Psychological comorbidities such as depression and anxiety are very common. Recognition and specific treatment for these comorbidities increases the chance of controlling alcohol consumption.

Management of liver disease

Hospital admission is required for severe disease, complications and failed out patient management.

New approaches to therapy

These agents show promise but are not readily available. S-adenosylmethionine (SAMe) is a source of cysteine for the production of glutathione (GSH). In cirrhosis, SAMe synthase activity is reduced. Treatment with SAMe has been shown to lead to increased survival of patients with alcoholic cirrhosis in one study. The drug is available from health food stores but long-term treatment is costly.

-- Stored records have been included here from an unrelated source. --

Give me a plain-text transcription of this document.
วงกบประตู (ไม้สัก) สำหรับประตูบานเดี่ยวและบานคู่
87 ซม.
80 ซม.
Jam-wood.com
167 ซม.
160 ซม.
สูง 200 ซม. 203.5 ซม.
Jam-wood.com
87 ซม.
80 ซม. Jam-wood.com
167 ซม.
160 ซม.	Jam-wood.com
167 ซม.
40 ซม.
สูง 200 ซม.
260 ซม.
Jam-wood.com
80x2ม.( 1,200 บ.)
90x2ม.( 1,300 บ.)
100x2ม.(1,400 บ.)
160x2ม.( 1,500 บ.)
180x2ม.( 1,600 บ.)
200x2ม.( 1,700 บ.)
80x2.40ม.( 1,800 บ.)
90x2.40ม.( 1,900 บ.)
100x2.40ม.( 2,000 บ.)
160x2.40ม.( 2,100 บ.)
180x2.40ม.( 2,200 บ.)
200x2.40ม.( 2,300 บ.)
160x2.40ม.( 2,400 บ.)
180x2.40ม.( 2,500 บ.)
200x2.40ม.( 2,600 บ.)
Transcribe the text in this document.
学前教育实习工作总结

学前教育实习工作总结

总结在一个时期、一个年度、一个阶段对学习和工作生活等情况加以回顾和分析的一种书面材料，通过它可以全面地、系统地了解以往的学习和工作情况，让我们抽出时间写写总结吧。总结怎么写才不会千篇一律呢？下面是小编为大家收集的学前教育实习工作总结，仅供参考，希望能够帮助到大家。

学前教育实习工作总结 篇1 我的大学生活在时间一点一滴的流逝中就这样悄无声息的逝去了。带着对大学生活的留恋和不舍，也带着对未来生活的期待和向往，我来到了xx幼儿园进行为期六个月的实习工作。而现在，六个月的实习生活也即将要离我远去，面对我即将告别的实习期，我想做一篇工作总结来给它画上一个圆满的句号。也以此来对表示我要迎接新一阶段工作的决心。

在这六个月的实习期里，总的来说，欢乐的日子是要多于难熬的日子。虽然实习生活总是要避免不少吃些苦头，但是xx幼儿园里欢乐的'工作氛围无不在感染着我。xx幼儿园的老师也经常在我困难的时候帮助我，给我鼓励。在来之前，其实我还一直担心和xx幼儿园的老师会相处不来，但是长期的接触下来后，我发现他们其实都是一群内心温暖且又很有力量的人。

Studies in experimental animals have shown that polyenylphosphatidylcholine (PPC) reverses a number of the adverse effects of ethanol on the liver. Polyenylphosphatidylcholine acts as an antioxidant, downregulates CYP2E1 activity, restores SAMe synthase activity and reduces stellate cell activation and collagen synthesis. A large cooperative Veterans Affairs study of PPC in ambulatory patients with ALD has shown a trend towards protection against cirrhosis, but PPC is not readily available. Glutathione depletion is common to the toxicity of both paracetamol and alcohol but a controlled study of N-acetylcysteine found no benefit in patients with alcoholic hepatitis. In view of the central role of TNF-α in alcoholic hepatitis, inhibition of TNF-α with a monoclonal antibody (infliximab) might be useful clinically. A recent case series noted increased survival compared with historical controls but a controlled trial was abandoned due to an excess of deaths due to sepsis. Preliminary data have been reported from a controlled trial of interleukin-10 documenting a beneficial effect in alcoholic hepatitis.